Why Health Insurance Claims Are Denied

In their policies, health insurers list reasons they would deny a claim. Such language preserves the nature of insurance--that is, that many insured people pay a premium equal to their expected losses, and each insured has a low probability of a loss significantly larger than the premium. If many insured people have expected losses far higher than their premiums, then the assumptions behind premium calculations are understated and the insurer may not be profitable, or even sustainable. From the insured's side, claim rejections can seem subjective and arbitrary. Fortunately, legal procedures allow appeals to reconcile differences over claim validity.
  1. Pre-existing Condition

    • An insurer uncovering evidence that the claimed medical condition existed before the insurance policy began is grounds for claim rejection when the policy has a pre-existing condition exclusion clause. An insurer may even reject a claim for an unrelated illness that was not pre-existing, if it can find a pre-existing condition that was not disclosed in the original policy application. The basis of such a rejection is that the policy would not have been offered in the first place if the candidate had disclosed the pre-existing condition at the start.

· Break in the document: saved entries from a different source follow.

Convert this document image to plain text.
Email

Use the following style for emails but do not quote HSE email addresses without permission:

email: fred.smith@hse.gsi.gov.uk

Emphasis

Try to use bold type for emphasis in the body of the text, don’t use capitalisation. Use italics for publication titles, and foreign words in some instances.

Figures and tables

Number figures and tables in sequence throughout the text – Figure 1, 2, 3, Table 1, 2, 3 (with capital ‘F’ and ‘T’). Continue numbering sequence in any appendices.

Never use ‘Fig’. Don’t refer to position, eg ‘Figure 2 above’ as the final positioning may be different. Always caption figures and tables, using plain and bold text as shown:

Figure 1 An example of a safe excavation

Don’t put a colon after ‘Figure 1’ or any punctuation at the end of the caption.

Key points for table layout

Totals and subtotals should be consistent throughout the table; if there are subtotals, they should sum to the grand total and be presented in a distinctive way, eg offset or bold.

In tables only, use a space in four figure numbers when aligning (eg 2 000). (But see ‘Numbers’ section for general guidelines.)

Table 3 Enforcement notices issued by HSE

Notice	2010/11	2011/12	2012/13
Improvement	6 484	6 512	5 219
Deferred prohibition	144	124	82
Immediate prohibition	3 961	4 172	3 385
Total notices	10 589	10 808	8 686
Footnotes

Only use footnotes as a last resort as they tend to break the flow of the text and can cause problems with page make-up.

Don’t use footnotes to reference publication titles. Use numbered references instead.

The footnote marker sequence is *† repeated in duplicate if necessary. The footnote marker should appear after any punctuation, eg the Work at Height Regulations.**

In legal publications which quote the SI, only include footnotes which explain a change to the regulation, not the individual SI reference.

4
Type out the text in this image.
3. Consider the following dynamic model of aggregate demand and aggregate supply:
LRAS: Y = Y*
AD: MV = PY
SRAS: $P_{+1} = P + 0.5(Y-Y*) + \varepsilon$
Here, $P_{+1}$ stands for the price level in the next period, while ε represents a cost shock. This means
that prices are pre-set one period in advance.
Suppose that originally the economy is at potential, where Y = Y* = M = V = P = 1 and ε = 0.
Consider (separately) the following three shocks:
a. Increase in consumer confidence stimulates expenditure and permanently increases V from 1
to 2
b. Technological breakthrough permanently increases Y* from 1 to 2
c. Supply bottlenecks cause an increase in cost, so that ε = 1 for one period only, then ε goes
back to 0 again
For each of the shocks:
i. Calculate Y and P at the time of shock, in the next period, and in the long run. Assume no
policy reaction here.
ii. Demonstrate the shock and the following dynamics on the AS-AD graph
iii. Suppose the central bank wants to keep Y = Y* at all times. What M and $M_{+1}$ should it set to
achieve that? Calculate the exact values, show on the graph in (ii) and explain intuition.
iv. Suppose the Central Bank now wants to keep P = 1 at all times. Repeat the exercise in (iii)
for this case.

    Unlikely to Improve with Treatment

    • Medicare claims adjusters may deny a claim because the treatment is unlikely to improve the patient’s condition. The denial may not state this explicitly, but instead use words like “stable,” “chronic,” and “no restorative potential.” Such a ruling can be overturned on appeal.

    Lack of Progress

    • If your condition requires long-term care, or you have received long-term care with only modest recovery, Medicare may deny you continued coverage.. Such a ruling might be overturned on appeal.

    Incorrect Coding

    • An insurer may not accept a claim because the coding was wrong. The patient can resolve this by having the physician resubmit the corrected code.

    Other Reasons

    • Other reasons that a health claim may be denied, as outlined in standard health policies, include the insured not providing certification of the condition by a licensed health care provider; the policy not providing coverage for the service, such as home nursing care; or the insured not having full-time employee status.